His words were complimentary, but his tone was nothing but accusatory. Who did he
think
I was? Who did he so fear? Suspect?

“I am Zara Ruiz,” I returned. “And you know all that I know about how I got here and who I am.”

“Hmm,” he said doubtfully. “So until you can tell me more,” he said thoughtfully, looking at my lips in a way that made my stomach flip. “I’ll hold on to your treasure.”

“Then you hold it as
ransom
,” I said, “more than any true desire to keep it
safe
.”

“For both,” he returned.

“You cannot. It is mine!”

“I can. And I will.” He quirked a brow. “Besides, what need of it have you? Here? Now? Do you not trust me with it? I promise I will not sell it. I have all the gold a man could need from our trade in tallow and hide.”

I frowned up at him, wishing he’d make some advance that would allow me to bring him down again, right here in the middle of his own stables. But he stayed stubbornly in place, not even reaching out to touch my face again. “I will trust you with it for now, Don Ventura,” I said, speaking as if I was uttering a blood oath. “But when I am ready to leave, you shall give it to me.”

“Of course,” he said easily. “When you are ready to go, I shall give it to you.”

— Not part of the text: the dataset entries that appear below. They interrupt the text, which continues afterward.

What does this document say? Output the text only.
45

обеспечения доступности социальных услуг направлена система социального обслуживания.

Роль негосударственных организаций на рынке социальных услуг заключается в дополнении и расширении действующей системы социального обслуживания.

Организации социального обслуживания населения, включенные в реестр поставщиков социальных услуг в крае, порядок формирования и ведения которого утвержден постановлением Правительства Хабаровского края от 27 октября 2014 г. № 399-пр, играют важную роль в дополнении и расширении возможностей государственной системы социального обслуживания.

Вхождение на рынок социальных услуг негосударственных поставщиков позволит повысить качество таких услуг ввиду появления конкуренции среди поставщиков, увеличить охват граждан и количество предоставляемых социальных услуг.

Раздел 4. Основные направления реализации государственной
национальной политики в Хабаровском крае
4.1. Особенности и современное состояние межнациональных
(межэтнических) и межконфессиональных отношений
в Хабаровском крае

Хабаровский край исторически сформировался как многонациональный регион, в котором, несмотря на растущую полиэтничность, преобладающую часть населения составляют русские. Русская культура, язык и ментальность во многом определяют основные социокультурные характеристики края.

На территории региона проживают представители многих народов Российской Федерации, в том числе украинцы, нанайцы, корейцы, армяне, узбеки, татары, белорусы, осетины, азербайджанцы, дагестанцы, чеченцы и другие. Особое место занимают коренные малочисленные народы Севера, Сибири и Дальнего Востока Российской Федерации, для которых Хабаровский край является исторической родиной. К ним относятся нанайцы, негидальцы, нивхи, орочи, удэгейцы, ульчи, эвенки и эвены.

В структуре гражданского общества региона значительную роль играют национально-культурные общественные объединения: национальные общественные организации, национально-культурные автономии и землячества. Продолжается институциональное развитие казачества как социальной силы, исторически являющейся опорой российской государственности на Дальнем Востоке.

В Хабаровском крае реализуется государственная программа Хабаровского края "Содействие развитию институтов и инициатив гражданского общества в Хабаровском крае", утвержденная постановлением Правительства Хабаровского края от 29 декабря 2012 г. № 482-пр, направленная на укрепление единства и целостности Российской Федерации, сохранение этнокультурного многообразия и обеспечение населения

I stared back at him. He knew I had nowhere else to go. But to be without the only key to that invisible doorway to my own time made me feel crazed with worry, with frustration. Never had I felt so trapped in all my life and I hated that hot, angry tears threatened behind my eyes. “If you allow anything to happen to it, I shall make you
pay
.”

His full lips pulled to one side, and he reached up and cradled his bruised cheek. “Believe me, beautiful Zara,” he whispered slowly, ever so slowly, not letting his stare leave my eyes. “I’ll remember.”